La chaîne de transmission des images
Un réseau de transmission des informations et des
photographies s’est progressivement établi entre des observateurs
lointains, souvent des journalistes, des militaires ou des personnels
diplomatiques qui étaient parfois associés de près
aux explorations, et diverses associations intéressées
par la découverte du monde. La plupart d’entre elles étaient
liées à la Société de géographie par
toutes sortes de relations personnelles et institutionnelles. Une fois
ces informations et images analysées, validées et commentées
par les scientifiques, elles devenaient accessibles aux éditeurs.
Ils prenaient en charge le lourd travail de transposition graphique des
photographies en gravures pour permettre leur publication. Celle-ci était
assurée par diverses revues et journaux, des guides de voyages
et des manuels scolaires.
Dans ce système, les éditions Hachette jouaient un rôle
actif en lien direct avec la Société de géographie
dont faisaient partie ses principaux collaborateurs : Joanne, Reclus
et Schrader. Sous la direction d’Adolphe Joanne elles éditaient,
entre autres, des monographies de tous les départements français
et de nombreux guides de voyages vendus dans les gares ; sous la direction
scientifique d’Elisée Reclus, elles publiaient la Nouvelle
Géographie Universelle et bien d’autres ouvrages de
référence scientifique largement diffusés ;
sous la direction de Franz Schrader, elles élaboraient des atlas
et des manuels scolaires (la fameuse collection Lemonnier-Schrader).

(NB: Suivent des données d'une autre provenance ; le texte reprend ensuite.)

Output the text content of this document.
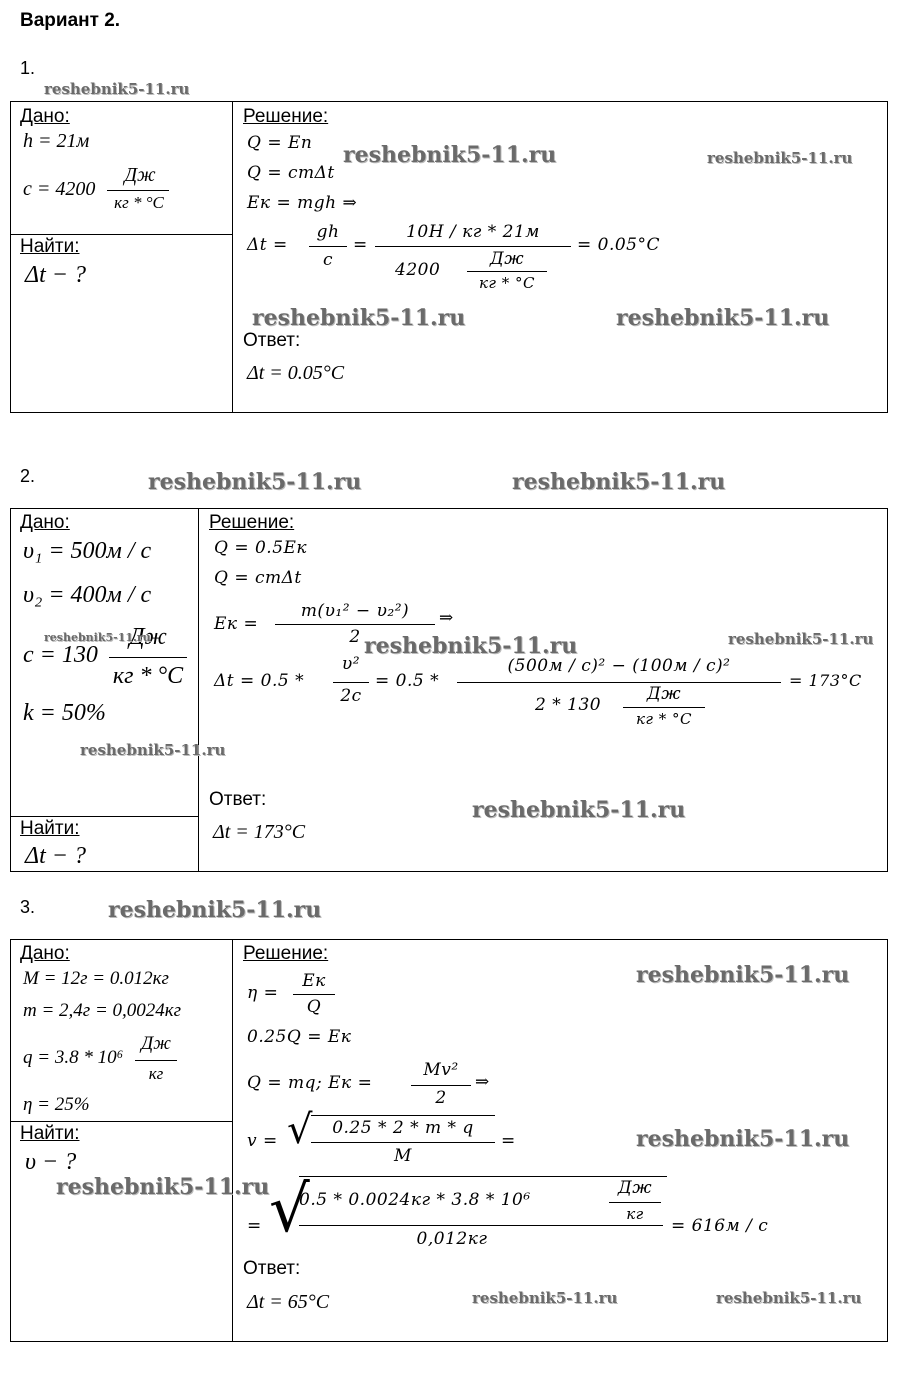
Вариант 2.
1.
reshebnik5-11.ru
Дано:
h = 21м
c = 4200
Дж
кг * °C
Найти:
Δt − ?
Решение:
Q = Eп
Q = cmΔt
Eк = mgh ⇒
Δt =
gh
c
=
10H / кг * 21м
4200
Дж
кг * °C
= 0.05°C
Ответ:
Δt = 0.05°C
reshebnik5-11.ru	reshebnik5-11.ru
reshebnik5-11.ru	reshebnik5-11.ru
2.	reshebnik5-11.ru	reshebnik5-11.ru
Дано:
υ₁ = 500м / с
υ₂ = 400м / с
c = 130
Дж
кг * °C
k = 50%
Найти:
Δt − ?
Решение:
Q = 0.5Eк
Q = cmΔt
Eк =
m(υ₁² − υ₂²)
2
⇒
Δt = 0.5 *
υ²
2c
= 0.5 *
(500м / c)² − (100м / c)²
2 * 130
Дж
кг * °C
= 173°C
Ответ:
Δt = 173°C
reshebnik5-11.ru	reshebnik5-11.ru	reshebnik5-11.ru
reshebnik5-11.ru
reshebnik5-11.ru
3.	reshebnik5-11.ru
Дано:
M = 12г = 0.012кг
m = 2,4г = 0,0024кг
q = 3.8 * 10⁶
Дж
кг
η = 25%
Найти:
υ − ?
Решение:
η =
Eк
Q
0.25Q = Eк
Q = mq; Eк =
Mv²
2
⇒
v = √	0.25 * 2 * m * q
M
=
= √
0.5 * 0.0024кг * 3.8 * 10⁶
Дж
кг
0,012кг
= 616м / c
Ответ:
Δt = 65°C
reshebnik5-11.ru
reshebnik5-11.ru
reshebnik5-11.ru
reshebnik5-11.ru	reshebnik5-11.ru
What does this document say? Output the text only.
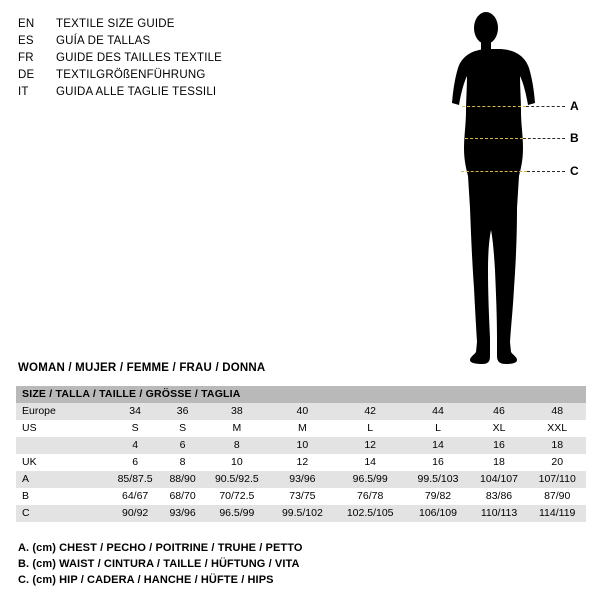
EN	TEXTILE SIZE GUIDE
ES	GUÍA DE TALLAS
FR	GUIDE DES TAILLES TEXTILE
DE	TEXTILGRÖßENFÜHRUNG
IT	GUIDA ALLE TAGLIE TESSILI
A
B
C
WOMAN / MUJER / FEMME / FRAU / DONNA
SIZE / TALLA / TAILLE / GRÖSSE / TAGLIA								
Europe	34	36	38	40	42	44	46	48
US	S	S	M	M	L	L	XL	XXL
	4	6	8	10	12	14	16	18
UK	6	8	10	12	14	16	18	20
A	85/87.5	88/90	90.5/92.5	93/96	96.5/99	99.5/103	104/107	107/110
B	64/67	68/70	70/72.5	73/75	76/78	79/82	83/86	87/90
C	90/92	93/96	96.5/99	99.5/102	102.5/105	106/109	110/113	114/119
A. (cm) CHEST / PECHO / POITRINE / TRUHE / PETTO
B. (cm) WAIST / CINTURA / TAILLE / HÜFTUNG / VITA
C. (cm) HIP / CADERA / HANCHE / HÜFTE / HIPS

Par ailleurs, à côté des grands tirages de la Bibliothèque
Rose et de la revue Le journal pour tous, elles soutenaient
les publications du Club Alpin Français et dirigeaient la revue Le
Tour du Monde. Comme les liens de collaboration entre ces hommes étaient étroits,
Hachette se trouvait en position de plaque tournante de la diffusion
des connaissances du monde en France.
En matière d’images, la maîtrise était encore
plus sensible car les éditions Hachette avaient constitué une
importante collection de gravures sur bois élaborées d’après
des photographies souvent fournies par la Société de géographie.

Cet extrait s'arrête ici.